Eksposisi 1 Korintus 12:7-11 (Bagian 2) Jenis-jenis Karunia Roh: Perkataan Hikmat dan Perkataan Pengetahuan

Posted on 29/09/2013 | In Teaching | Ditulis oleh Pdt. Yakub Tri Handoko | Leave a comment

https://i0.wp.com/rec.or.id/images/article/Eksposisi-1-Korintus-12-7-11-(Bagian-2)-Jenis-jenis-Karunia-Roh-Perkataan-Hikmat-dan-Perkataan-Pengetahuan.jpg Eksposisi 1 Korintus 12:7-11 (Bagian 2) Jenis-jenis Karunia Roh: Perkataan Hikmat dan Perkataan Pengetahuan

Seperti yang sudah kita pelajari bersama dalam khotbah sebelumya, fokus Paulus dalam bagian ini sebenarnya tidak terletak pada definisi maupun jumlah karunia roh. Paulus bahkan tidak memaparkan seluruh jenis karunia roh di ayat 7-11 (bdk. 12:28-30; Rom 12:3-8). Sebaliknya, ia lebih mengedepankan konsep yang benar tentang karunia roh dan cara yang benar dalam menggunakannya.

Walaupun demikian, kita tetap perlu untuk mengetahui definisi dari masing-masing karunia roh. Pemahaman yang benar tentang definisi setiap karunia roh akan membantu kita mengikuti argumentasi Paulus secara lebih baik. Di samping itu, pemahaman yang benar memang sangat diperlukan di tengah beragam konsep yang keliru tentang karunia roh yang beredar di berbagai gereja.

Hari ini kita hanya akan mempelajari dua karunia roh, yaitu karunia untuk berkata-kata dengan hikmat dan karunia untuk berkata-kata dengan pengetahuan. Sekilas dua karunia ini sangat mirip. Bagaimana kita mendefinisikan dua karunia ini?

Logos sophias (ayat 8a)

Secara hurufiah karunia ini berarti ‘perkataan hikmat’. Hampir semua versi Inggris menggunakan terjemahan ‘word of wisdom’ (KJV/ASV/NASB) atau ‘utterance of wisdom’ (RSV/ESV). Walaupun dari sisi terjemahan sudah sangat jelas, tetapi makna di baliknya tetap kabur. Apa yang dimaksud dengan perkataan hikmat?

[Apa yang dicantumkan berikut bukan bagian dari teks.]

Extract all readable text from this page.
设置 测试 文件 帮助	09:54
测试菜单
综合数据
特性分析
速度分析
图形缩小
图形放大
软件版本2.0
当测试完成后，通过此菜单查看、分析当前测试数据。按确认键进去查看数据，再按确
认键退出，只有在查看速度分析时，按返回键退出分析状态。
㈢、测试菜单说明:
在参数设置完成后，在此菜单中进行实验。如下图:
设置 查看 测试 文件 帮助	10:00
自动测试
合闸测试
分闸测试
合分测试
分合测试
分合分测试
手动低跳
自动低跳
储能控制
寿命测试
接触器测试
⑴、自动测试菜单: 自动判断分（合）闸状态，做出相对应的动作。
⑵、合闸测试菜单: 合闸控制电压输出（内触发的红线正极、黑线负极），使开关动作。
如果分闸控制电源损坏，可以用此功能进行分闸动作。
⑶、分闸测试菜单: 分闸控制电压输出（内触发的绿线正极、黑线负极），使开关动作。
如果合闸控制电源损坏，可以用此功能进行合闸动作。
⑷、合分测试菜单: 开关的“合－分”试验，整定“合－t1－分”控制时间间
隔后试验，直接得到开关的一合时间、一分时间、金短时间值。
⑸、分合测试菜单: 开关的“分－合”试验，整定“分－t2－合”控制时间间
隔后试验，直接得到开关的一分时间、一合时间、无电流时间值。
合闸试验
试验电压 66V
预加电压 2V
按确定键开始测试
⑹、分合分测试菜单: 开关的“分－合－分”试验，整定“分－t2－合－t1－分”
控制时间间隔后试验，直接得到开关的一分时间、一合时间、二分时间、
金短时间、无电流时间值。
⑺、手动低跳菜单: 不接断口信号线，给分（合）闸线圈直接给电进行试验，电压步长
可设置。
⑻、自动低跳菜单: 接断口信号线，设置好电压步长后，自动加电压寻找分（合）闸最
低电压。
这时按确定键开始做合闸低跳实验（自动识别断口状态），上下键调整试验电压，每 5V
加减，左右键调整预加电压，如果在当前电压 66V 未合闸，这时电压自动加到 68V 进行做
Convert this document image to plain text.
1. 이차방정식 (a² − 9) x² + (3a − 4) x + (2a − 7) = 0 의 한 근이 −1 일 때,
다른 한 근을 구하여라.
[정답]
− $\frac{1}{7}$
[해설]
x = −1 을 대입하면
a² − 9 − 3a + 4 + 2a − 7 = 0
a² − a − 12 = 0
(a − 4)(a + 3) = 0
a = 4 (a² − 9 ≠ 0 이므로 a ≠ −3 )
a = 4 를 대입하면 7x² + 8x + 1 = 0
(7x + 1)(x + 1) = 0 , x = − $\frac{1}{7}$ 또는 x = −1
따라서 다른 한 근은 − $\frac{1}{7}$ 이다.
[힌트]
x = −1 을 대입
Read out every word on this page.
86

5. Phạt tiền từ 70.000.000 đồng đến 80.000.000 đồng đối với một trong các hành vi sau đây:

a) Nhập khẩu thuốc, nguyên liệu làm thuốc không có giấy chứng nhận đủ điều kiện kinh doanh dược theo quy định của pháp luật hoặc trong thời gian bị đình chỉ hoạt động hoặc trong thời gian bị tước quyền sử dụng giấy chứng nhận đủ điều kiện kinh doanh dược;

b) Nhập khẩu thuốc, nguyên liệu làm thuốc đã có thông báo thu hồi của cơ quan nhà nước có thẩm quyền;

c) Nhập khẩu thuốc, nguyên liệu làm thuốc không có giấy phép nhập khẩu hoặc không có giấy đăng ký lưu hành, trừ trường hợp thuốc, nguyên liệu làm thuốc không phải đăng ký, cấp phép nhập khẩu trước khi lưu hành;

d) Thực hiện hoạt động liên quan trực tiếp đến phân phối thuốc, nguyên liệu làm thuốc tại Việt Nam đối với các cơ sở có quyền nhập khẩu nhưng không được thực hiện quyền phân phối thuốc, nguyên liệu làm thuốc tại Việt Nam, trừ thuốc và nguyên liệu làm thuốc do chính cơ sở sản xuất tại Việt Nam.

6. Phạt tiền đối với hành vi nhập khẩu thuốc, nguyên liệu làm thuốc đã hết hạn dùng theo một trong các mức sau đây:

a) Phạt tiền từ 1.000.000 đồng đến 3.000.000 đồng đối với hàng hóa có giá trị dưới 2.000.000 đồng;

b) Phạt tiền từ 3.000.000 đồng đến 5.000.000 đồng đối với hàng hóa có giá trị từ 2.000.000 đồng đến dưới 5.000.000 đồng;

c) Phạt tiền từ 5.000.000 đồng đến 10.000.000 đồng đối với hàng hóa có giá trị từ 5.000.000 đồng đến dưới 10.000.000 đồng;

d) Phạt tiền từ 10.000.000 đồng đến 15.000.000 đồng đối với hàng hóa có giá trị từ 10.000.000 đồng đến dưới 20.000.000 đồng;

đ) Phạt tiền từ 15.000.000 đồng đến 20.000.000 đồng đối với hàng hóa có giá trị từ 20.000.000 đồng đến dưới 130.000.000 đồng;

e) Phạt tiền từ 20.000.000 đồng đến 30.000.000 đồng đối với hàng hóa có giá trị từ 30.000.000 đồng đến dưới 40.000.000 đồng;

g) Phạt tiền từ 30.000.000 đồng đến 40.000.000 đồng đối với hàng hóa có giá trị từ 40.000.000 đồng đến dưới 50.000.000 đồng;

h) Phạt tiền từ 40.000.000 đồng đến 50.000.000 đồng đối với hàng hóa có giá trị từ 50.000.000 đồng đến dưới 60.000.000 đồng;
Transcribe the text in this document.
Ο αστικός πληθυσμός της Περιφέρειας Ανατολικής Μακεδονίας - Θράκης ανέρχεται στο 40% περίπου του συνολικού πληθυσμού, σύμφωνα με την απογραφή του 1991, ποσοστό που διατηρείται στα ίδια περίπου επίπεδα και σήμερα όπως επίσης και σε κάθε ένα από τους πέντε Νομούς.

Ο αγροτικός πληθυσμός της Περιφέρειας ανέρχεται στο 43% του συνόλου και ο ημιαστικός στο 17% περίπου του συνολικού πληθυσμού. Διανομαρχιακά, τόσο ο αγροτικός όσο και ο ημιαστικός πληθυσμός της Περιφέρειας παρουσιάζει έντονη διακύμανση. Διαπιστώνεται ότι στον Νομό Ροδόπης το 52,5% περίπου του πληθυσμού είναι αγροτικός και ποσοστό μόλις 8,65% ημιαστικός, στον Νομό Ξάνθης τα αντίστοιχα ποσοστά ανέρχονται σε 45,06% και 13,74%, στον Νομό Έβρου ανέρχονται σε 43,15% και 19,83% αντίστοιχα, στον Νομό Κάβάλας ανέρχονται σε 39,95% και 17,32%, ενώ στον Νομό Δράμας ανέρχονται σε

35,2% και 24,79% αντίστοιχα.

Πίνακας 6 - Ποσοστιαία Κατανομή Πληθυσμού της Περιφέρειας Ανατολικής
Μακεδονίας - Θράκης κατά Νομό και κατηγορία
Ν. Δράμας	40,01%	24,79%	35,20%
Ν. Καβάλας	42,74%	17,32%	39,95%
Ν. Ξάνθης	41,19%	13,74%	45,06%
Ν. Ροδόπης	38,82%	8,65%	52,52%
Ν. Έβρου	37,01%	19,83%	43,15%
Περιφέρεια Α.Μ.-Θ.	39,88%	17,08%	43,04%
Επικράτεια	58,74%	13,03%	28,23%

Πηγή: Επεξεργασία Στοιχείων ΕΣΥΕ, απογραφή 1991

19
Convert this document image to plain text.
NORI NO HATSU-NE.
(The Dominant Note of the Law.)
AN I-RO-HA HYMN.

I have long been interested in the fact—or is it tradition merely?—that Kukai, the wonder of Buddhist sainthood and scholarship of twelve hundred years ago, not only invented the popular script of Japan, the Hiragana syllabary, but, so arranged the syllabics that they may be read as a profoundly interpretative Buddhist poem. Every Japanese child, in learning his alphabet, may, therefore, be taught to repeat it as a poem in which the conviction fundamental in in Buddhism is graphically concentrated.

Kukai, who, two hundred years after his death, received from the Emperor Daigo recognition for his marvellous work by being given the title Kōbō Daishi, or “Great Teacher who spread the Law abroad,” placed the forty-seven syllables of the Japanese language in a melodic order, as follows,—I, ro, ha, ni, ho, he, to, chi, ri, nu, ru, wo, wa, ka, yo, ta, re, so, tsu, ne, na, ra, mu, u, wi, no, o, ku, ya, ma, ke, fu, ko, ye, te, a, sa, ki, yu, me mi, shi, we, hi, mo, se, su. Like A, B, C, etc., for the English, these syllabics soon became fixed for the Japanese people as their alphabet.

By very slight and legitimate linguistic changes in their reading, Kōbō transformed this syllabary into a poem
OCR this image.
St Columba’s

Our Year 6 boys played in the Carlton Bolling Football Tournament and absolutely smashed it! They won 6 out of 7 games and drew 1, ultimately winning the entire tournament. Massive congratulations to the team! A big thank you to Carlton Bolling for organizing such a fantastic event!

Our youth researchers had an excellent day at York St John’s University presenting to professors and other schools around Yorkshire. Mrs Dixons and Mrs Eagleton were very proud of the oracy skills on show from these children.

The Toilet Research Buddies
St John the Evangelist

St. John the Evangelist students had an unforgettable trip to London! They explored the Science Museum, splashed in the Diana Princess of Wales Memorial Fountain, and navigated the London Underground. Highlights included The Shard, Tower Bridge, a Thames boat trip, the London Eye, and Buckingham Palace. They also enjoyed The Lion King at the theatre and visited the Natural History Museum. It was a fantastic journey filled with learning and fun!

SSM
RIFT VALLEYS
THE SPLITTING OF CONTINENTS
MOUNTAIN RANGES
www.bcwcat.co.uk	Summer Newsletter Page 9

Kesulitan ini bersumber dari dua hal. Paulus tidak menyinggung jenis karunia roh ini lagi di pasal 12-14. Kata ‘hikmat’ bahkan tidak muncul lagi di pasal 12-14. Satu-satunya cara untuk menelusuri konsep Paulus tentang ‘perkataan hikmat’ adalah mengontraskannya dengan pemahaman jemaat Korintus tentang hikmat di pasal 1-3. Hasil perbandingan ini akan menolong kita memahami arti definisi ‘perkataan hikmat’.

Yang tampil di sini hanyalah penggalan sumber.